Brewers will tell you that designing a beer to have “sessionability”, the indefinable something which keeps bringing the drinker back throughout the evening to refill their glass from the same fount, is one of the most difficult problems they can set themselves.
Simple one-off tasting sessions are unlikely to tell you if you have achieved your goal: it’s just like the “Pepsi Challenge”, where, in the battle of the colas, the sweeter drink wins in a head-to-head comparison, but over the distance the drier fluid wins. The only way to find out which new beers have sessionability, one brewer once told me, is to set a table up with a variety of free beers and ask the public to help themselves: the beer that is drunk the most, the beer that people come back to most often, will be the most sessionable.
Back in February, Lew Bryson, one of America’s leading beer bloggers, flattered me by asking for my comments about session beers, to go into an article he was writing. I found I had written several hundred words by the time I had finished, and as Lew couldn’t possibly use them all, and it’s long enough after his piece was published, here they all are, plus some extra just for you.
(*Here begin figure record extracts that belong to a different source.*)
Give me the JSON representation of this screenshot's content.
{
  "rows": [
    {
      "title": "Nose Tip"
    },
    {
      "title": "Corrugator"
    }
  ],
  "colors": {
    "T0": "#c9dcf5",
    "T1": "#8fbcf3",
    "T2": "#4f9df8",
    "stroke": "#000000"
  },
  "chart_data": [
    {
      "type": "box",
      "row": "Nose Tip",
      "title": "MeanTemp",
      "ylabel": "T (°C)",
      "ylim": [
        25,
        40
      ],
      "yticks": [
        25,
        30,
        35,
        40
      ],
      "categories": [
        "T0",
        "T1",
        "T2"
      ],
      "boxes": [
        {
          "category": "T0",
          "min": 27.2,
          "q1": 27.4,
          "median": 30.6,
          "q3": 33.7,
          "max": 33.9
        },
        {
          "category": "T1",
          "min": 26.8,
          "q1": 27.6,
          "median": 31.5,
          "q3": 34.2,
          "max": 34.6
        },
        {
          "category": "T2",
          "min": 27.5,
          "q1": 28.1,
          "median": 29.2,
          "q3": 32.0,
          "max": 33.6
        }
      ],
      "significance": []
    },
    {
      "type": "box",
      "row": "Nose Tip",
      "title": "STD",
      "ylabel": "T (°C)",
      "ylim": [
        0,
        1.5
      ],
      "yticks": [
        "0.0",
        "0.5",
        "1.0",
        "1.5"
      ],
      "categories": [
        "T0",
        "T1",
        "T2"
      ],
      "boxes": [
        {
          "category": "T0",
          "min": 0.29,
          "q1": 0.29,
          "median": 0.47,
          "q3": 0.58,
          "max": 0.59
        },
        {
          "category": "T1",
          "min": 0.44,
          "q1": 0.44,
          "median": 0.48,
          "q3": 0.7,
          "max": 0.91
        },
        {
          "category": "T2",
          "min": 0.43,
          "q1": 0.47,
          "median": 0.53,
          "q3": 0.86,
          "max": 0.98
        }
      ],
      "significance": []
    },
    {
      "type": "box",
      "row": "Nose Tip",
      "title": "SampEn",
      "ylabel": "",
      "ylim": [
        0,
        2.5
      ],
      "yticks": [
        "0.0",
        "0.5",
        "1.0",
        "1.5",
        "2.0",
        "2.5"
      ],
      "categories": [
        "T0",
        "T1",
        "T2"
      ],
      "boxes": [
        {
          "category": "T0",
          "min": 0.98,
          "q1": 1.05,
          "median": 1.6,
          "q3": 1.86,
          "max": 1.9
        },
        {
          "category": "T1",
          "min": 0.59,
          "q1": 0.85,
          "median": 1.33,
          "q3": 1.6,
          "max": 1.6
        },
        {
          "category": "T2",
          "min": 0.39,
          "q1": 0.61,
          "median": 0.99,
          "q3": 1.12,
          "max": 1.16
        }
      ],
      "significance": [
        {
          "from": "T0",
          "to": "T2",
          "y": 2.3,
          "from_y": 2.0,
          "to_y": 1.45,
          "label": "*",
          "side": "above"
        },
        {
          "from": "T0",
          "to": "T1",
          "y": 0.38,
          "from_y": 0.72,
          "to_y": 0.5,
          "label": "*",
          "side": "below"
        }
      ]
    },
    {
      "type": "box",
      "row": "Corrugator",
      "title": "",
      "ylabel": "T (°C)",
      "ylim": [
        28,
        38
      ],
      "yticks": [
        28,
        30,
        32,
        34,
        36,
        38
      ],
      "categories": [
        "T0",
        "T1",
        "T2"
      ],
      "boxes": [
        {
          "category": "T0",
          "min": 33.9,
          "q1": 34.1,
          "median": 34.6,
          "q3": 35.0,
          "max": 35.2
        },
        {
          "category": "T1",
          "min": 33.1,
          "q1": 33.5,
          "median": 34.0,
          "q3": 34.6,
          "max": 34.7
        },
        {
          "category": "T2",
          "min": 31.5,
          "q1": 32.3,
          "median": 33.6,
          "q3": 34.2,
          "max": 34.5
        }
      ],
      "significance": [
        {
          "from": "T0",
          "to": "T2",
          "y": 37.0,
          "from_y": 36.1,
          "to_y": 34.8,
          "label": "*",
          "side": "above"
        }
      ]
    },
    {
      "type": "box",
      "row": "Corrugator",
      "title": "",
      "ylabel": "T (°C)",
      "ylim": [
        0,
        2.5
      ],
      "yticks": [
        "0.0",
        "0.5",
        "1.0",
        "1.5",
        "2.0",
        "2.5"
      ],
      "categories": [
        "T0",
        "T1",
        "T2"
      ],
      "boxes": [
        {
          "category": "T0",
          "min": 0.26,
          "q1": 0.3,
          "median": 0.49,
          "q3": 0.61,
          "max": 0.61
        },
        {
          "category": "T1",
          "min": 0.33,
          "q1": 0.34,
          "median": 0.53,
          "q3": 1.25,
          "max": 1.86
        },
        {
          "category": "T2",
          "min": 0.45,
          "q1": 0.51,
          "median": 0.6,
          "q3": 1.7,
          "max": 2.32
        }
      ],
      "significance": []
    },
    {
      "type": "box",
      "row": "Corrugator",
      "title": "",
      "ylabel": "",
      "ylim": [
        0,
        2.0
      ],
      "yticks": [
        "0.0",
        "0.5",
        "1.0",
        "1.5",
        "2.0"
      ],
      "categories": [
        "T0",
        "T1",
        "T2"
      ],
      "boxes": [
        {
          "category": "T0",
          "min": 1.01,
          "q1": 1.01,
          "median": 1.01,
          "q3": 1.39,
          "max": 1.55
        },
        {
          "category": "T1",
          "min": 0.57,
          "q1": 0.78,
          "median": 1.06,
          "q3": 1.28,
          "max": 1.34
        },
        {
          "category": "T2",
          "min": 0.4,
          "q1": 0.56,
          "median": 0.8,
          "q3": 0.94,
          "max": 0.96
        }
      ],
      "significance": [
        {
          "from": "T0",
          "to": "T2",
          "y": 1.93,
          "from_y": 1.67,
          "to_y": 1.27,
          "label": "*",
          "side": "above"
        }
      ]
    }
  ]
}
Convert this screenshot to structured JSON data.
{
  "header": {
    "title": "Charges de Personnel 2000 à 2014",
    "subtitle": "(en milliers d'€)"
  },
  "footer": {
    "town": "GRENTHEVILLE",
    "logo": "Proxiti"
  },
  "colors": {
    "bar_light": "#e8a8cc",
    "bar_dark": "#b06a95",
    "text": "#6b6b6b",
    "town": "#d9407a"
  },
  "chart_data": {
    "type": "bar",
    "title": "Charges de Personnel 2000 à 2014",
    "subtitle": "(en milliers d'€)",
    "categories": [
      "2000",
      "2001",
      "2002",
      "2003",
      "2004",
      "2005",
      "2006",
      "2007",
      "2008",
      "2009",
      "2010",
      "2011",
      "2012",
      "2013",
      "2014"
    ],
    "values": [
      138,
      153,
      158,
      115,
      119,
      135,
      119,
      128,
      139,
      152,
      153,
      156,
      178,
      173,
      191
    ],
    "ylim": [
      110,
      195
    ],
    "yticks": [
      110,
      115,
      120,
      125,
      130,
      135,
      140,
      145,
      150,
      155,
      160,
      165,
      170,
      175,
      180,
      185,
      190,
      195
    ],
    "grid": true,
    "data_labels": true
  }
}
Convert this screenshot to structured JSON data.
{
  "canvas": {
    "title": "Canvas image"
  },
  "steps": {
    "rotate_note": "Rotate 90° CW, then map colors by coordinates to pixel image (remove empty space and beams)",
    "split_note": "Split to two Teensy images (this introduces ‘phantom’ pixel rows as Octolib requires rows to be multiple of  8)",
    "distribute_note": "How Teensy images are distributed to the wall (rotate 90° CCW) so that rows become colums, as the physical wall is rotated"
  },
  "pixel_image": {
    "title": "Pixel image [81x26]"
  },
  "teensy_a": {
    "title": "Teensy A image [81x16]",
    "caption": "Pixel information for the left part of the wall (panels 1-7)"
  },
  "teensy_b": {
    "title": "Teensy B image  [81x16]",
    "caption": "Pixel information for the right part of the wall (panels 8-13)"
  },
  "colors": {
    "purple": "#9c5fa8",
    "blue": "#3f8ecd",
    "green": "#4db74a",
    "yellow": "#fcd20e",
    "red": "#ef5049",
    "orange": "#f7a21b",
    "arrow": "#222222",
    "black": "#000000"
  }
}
I love session beers. I love the way they make a good evening down the pub with friends even better. What makes a good session beer is a combination of restraint, satisfaction and “moreishness”. Like the ideal companions around a pub table, a great session beer will not dominate the occasion and demand attention; at the same time its contribution, while never obtrusive, will be welcome, satisfying and pleasurable; and yet, though each glass satisfies, like each story in the night’s long craic, the best session beers will still leave you wishing for one more pint, to carry on the pleasure.